Nanak presented God as the eternally unchanging formless one. God is beyond time, beyond all human description, and beyond human intellect. He is all-powerful, omnipresent, and omniscient. He is the creator of all and will be the ultimate destroyer of all. However, Guru Nanak broke from his fellow spiritual leaders by insisting that his followers develop a relationship, no matter how imperfect it might be, with God. Thus, it is not by personal effort that liberation is achieved, but by God’s grace (nadar, from the Persian nazar, meaning “glance”) that one is saved. Only by receiving the “glance” of God can one be released from self-centeredness (haumai), and this release is accompanied by an awe-inspiring experience of God and a resulting bliss (visamad).
Though personal effort is not enough on its own for liberation, he said, it is still absolutely necessary to the process. Since God is the ultimate cause (kartar) of everything, a person’s relationship to the world is important. Nanak encouraged his followers to engage the world as it is all God’s creation, and even the most mundane parts of life, such as farming or churning the butter, are elevated to spiritual acts. Thus, although God may be ultimately unknowable to the human mind, nevertheless Nanak did attempt to describe him, and that description is often couched in familiar terms. Guru Nanak used language from various avenues of life to describe God: In agrarian language, he is the great farmer (vadda kisan); in the language of artisans, he is the potter; and,most significantly, in the language of politics, he is the patshah, the great king. Thus, Nanak left a legacy of personal meditation on the Name (nam), firm commitment to hard work and service to humanity in the search for liberation, and active participation in worldly affairs such as politics.
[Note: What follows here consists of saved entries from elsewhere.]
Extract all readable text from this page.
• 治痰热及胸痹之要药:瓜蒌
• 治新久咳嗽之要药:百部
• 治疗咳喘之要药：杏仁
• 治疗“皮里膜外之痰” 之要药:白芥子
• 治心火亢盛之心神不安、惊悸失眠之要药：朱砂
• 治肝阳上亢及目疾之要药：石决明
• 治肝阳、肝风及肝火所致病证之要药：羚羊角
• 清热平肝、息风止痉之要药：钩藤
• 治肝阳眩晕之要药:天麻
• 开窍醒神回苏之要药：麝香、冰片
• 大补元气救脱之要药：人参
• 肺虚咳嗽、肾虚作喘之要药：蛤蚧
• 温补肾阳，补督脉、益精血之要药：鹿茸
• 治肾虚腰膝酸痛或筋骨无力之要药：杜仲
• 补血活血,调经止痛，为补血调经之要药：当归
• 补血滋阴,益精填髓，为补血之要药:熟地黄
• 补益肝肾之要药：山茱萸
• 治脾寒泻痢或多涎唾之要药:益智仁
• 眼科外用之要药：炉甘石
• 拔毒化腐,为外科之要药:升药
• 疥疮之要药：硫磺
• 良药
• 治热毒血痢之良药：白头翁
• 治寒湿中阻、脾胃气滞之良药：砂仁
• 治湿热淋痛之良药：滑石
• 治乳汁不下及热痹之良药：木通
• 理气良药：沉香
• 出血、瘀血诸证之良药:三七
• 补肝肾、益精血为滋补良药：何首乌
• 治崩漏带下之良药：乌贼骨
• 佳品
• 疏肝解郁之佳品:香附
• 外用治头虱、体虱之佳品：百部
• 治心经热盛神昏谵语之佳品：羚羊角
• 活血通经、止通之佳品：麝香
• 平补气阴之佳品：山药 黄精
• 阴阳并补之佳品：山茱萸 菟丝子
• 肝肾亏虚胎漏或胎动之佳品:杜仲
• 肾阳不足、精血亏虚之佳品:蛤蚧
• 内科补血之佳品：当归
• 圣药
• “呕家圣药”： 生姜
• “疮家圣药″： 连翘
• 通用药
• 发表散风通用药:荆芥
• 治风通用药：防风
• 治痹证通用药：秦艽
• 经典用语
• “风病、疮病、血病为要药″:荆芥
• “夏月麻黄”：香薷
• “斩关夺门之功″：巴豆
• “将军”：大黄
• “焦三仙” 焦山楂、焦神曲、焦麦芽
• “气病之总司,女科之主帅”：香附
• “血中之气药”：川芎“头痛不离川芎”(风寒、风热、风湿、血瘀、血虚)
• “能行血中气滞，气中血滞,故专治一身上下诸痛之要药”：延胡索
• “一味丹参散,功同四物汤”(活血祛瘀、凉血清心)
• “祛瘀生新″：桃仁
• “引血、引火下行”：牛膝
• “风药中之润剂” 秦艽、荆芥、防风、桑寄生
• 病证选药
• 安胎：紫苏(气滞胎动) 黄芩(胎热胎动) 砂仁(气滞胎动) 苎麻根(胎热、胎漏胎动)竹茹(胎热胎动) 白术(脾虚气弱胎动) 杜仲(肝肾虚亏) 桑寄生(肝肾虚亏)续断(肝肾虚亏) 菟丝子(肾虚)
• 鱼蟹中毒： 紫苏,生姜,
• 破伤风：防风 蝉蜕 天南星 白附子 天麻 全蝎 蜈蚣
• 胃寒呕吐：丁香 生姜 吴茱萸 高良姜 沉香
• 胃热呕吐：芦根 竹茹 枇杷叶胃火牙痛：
It is important to recognize the political dimension of Guru Nanak’s life. Although he certainly was a great religious leader, he also had a keen interest in political life. He was insistent on just rule and believed that the right to rule came from moral righteousness, which could only be obtained by following the path set out by God. Even his conception of God was linked to his concern about the legitimacy of rule, as God is called the king of kings and justice is meted out in his divine court.